I wasn't sure how to find n but here's my attempt. Density in 20 degrees and 800 hPa is:

$\rho = \frac{MP}{RT} = \frac{0.02896 \times (800 \times 10^2)}{8.314 \times 293.15} = 0.9505 \ Kg/m^3$

The molar volume is:

$v_m = \frac{M}{\rho} = \frac{0.02896 \ Kg/mol}{0.9505} = 0.0304 \ m^3/mol$

$n= \frac{v}{v_m}=\frac{0.0005 \ m^3}{0.0304}= 0.0164 \ moles$

Is this the correct calculation for n?

9. Mar 11, 2012

### Andrew Mason

The adiabatic condition is $PV^\gamma = K$ or $P^{1-\gamma}T^{\gamma} = k$. So:

$$P_f^{1-\gamma}T_f^{\gamma} = P_i^{1-\gamma}T_i^{\gamma}$$

$$\left(\frac{T_f}{T_i}\right)^\gamma = \left(\frac{P_i}{P_f}\right)^{(1-\gamma)}$$

and taking the log of both sides:

$$\gamma\ln\left(\frac{T_f}{T_i}\right) = (1-\gamma)\ln\left(\frac{P_i}{P_f}\right)$$

$$\ln\left(\frac{T_f}{T_i}\right) = \frac{(\gamma-1)}{\gamma}\ln\left(\frac{P_f}{P_i}\right)$$

That works out to Tf = 308K which is 35C.
Yes. But it is simpler to just use n = PV/RT. V = .0005 m^3; P = 8x10^4Pa and T = 293K, R = 8.314 J/mol K. So n = 40/8.3x293 = .0164 mol.

AM

10. Mar 12, 2012

### roam

Using that equation the heat that must be removed would be:

$Q = 0.0164 \times 8.314 \times 293.15 \ln \left(\frac{800}{300}\right)= 39.2 \ J$

Is this right? And what was the point of calculating the work done during the adiabatic process? Because the Q that I just calculated is the amount of energy removed (this occurs during the isothermal process (step 2)), and I think this is what the question really asks for.

Last edited: Mar 12, 2012
11. Mar 12, 2012

### Andrew Mason

No. You have to use the pressure at the beginning of the isothermal compression ie. at the end of the adiabatic compression that gets the air to 20C.

You calculated the temperature change of an adiabatic compression to 800 hPa. That shows the need for cooling.

To answer the question though, you have to break the compression into an adiabatic and an isothermal part. The adiabatic part brings the temperature to 20C.

What is the pressure when the air reaches 20C? I'll call that P20. hint: use the adiabatic condition for pressure and temperature. Be sure to convert all temperatures to Kelvin.

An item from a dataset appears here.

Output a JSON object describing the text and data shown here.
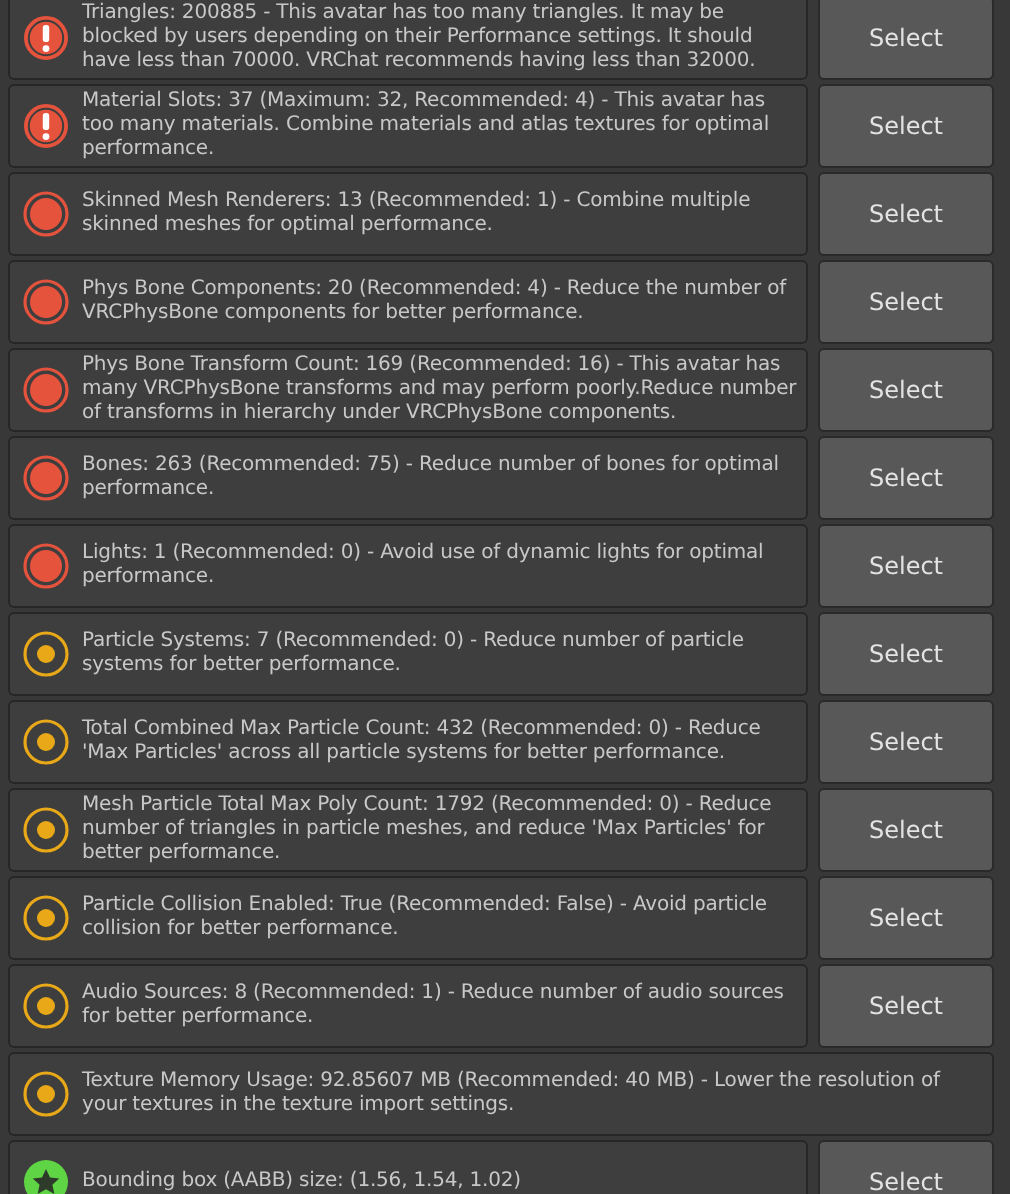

You have determined that we are dealing with n = .0164 moles of air. What is the heat that is removed when that amount of air is compressed from P20 to 800 hPa? That is the answer to the question.

AM

12. Mar 12, 2012

### roam

I used the adiabatic condition to find P20:

$\ln \frac{293.15}{308} = \frac{1.4-1}{1.4} \ln \left( \frac{P_{20}}{300 \times 10^2} \right)$

$P_{20} = 252.36 \ hPa$

Is this correct this time?

$Q = 0.0164 \times 8.314 \times 293.15 \times \ln \left( \frac{800}{252.36} \right) = 46.12$

13. Mar 12, 2012

### Andrew Mason

Not quite. The initial temp. is -40C. It should be:

$\ln \frac{293.15}{233.15} = \frac{1.4-1}{1.4} \ln \left( \frac{P_{20}}{300 \times 10^2} \right)$

That is the right idea. But you have to use the correct value for P20.

The question asks you to assume that the air is compressed to 800 hPa and then cooled to 293K.

If you do that you should get the same result if you do the adiabatic compression to P20 followed by isothermal compression to 800hPa.

AM

Last edited: Mar 12, 2012
14. Mar 13, 2012

### roam

Okay, I get it. Thank you very much for your help.